2. METHODS/LITERATURE SEARCH
We followed the PRISMA 2020 checklist. Our population of interest in this systematic review was patients with cancer who were offered enrollment in a clinical trial (CT). We excluded secondary sources, non‐English literature, and studies conducted outside of the US. This review was not registered. Since this review did not comprise human subjects research, we did not obtain IRB approval.
The review team and Clinical Informationist (JKN) developed search strategies for each database to identify studies for this systematic review. The search was restricted to studies published from 2000 to present and was conducted on July 27th, 2022. Of note, review articles were included in the search. Databases searched were PubMed, Embase, Cochrane, Web of Science, and Scopus. Limitations on the search were from January 1, 2000 to current. The search template (below) was translated into the individual databases with controlled vocabulary applied as applicable.

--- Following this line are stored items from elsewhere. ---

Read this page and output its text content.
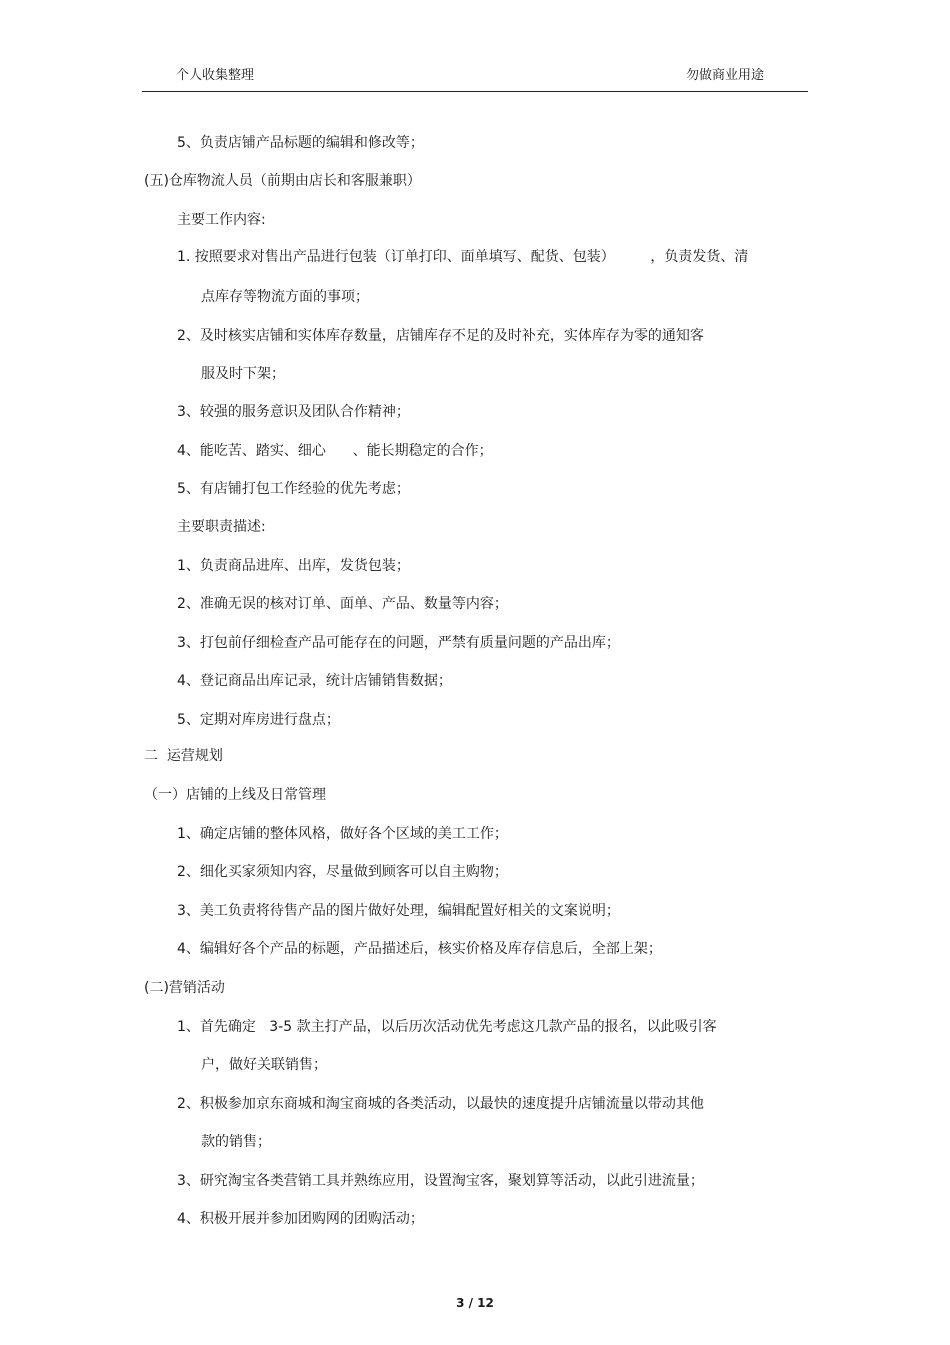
个人收集整理	勿做商业用途
5、负责店铺产品标题的编辑和修改等；
(五)仓库物流人员（前期由店长和客服兼职）
主要工作内容:
1. 按照要求对售出产品进行包装（订单打印、面单填写、配货、包装）        ，负责发货、清
点库存等物流方面的事项；
2、及时核实店铺和实体库存数量，店铺库存不足的及时补充，实体库存为零的通知客
服及时下架；
3、较强的服务意识及团队合作精神；
4、能吃苦、踏实、细心      、能长期稳定的合作；
5、有店铺打包工作经验的优先考虑；
主要职责描述:
1、负责商品进库、出库，发货包装；
2、准确无误的核对订单、面单、产品、数量等内容；
3、打包前仔细检查产品可能存在的问题，严禁有质量问题的产品出库；
4、登记商品出库记录，统计店铺销售数据；
5、定期对库房进行盘点；
二  运营规划
（一）店铺的上线及日常管理
1、确定店铺的整体风格，做好各个区域的美工工作；
2、细化买家须知内容，尽量做到顾客可以自主购物；
3、美工负责将待售产品的图片做好处理，编辑配置好相关的文案说明；
4、编辑好各个产品的标题，产品描述后，核实价格及库存信息后，全部上架；
(二)营销活动
1、首先确定   3-5 款主打产品，以后历次活动优先考虑这几款产品的报名，以此吸引客
户，做好关联销售；
2、积极参加京东商城和淘宝商城的各类活动，以最快的速度提升店铺流量以带动其他
款的销售；
3、研究淘宝各类营销工具并熟练应用，设置淘宝客，聚划算等活动，以此引进流量；
4、积极开展并参加团购网的团购活动；
3 / 12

((“Clinical Trial*” AND (recruit* or enroll* or access* or barrier*)) OR “clinical trial recruit*” or “clinical trial enroll*” or “clinical trial access” or “cancer clinical trials”) AND (“Neoplasms” or “cancer*” or HNC or “head and neck cancer*” OR tumor* OR tumor* or osteosarcoma* OR oncolog* OR malignan* or nephroblastoma* OR metastatic OR metastasis OR metastases or neuroblastoma* or rhabdomyosarcoma* or hepatoma* or hepatoblastoma* or lymphoma* or leukemi* or leukaemi* or sarcom* or glioma* or astrocyte* or melanoma) AND (“Healthcare Disparities” or “Socioeconomic Factors” OR “Social Class” OR “Population Characteristics” OR “Economics” or “Socioeconomic*” OR “Population Characteristic*” OR “Economic*” or Sociodemographic* or “health services accessibility” OR “Health Services Access*”).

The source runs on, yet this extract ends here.